Richard Cuthbert, a research biologist with Britain’s Royal Society for the Protection of Birds, said the wreck was “potentially disastrous for wildlife and the fishery-based economy of these remote islands.”
He said that alongside the threat to penguins and sea life, there was a risk rats from the ship could come ashore and eat the chicks and eggs of native seabirds.
“Nightingale is one of two large islands in the Tristan da Cunha group that are rodent-free,” Cuthbert said. “If rats gain a foothold, their impact would be devastating.
The islands’ remoteness was complicating clean-up efforts. Tristan da Cunha is usually accessible only by boats that sail nine times a year from Cape Town. Nightingale Island has no fresh water, so the penguins will have to be transported to the main island for cleaning.

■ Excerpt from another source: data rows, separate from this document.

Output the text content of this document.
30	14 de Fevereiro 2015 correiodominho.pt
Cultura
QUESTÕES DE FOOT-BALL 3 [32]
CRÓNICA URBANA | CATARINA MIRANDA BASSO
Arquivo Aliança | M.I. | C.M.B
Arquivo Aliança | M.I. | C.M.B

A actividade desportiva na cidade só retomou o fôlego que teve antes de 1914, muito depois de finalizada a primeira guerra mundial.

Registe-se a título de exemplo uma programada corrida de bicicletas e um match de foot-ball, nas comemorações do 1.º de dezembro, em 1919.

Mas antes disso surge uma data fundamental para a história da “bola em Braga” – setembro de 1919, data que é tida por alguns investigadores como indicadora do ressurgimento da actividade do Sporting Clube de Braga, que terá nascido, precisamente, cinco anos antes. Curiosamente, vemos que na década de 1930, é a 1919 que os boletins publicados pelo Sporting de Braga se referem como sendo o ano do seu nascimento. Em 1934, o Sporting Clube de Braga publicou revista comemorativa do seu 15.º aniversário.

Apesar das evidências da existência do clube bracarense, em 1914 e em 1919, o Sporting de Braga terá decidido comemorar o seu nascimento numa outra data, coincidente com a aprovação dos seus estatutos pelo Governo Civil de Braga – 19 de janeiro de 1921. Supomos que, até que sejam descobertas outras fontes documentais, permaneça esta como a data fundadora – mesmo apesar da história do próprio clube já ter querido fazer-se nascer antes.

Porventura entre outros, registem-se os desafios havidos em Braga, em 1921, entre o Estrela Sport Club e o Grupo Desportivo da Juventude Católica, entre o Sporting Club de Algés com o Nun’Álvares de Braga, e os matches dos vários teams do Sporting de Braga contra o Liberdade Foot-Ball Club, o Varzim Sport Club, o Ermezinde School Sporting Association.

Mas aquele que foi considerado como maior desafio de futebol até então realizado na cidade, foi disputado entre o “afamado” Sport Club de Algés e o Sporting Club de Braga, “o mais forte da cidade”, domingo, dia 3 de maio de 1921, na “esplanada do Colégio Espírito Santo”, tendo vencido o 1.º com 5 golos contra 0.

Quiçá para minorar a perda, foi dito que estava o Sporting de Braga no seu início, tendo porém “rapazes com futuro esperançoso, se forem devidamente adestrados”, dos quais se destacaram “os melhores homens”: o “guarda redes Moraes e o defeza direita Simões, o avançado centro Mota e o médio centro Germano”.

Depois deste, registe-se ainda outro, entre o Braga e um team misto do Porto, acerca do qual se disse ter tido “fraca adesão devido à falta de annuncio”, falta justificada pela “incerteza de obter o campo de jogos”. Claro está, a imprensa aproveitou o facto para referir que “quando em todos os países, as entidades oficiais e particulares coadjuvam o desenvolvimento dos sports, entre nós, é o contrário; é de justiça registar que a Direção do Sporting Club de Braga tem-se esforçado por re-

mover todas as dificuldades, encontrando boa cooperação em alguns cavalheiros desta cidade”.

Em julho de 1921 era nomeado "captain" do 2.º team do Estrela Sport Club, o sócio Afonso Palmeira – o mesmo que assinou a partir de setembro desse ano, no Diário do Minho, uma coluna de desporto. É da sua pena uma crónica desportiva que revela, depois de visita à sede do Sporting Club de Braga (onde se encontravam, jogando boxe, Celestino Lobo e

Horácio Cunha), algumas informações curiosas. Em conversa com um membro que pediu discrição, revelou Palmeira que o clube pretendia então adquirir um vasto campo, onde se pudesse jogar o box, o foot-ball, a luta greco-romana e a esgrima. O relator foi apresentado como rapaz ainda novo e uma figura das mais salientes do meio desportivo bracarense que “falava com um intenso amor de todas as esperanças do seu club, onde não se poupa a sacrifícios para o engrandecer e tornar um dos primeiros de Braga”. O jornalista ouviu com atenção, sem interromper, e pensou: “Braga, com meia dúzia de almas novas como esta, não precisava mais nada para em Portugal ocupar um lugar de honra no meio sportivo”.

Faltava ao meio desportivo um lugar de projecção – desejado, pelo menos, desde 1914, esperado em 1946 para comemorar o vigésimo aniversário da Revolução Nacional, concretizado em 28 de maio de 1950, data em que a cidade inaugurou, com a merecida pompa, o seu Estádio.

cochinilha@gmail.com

A salvage tug from South Africa carrying a seabird specialist arrived in Tristan da Cunha on Monday and was assessing the environmental damage.
Officials said they hoped to bring another vessel carrying a penguin-cleaning team from Cape Town to the islands.
The British government said it was very concerned about the situation, but said it was too early to know what the economic and environmental damage to the islands would be.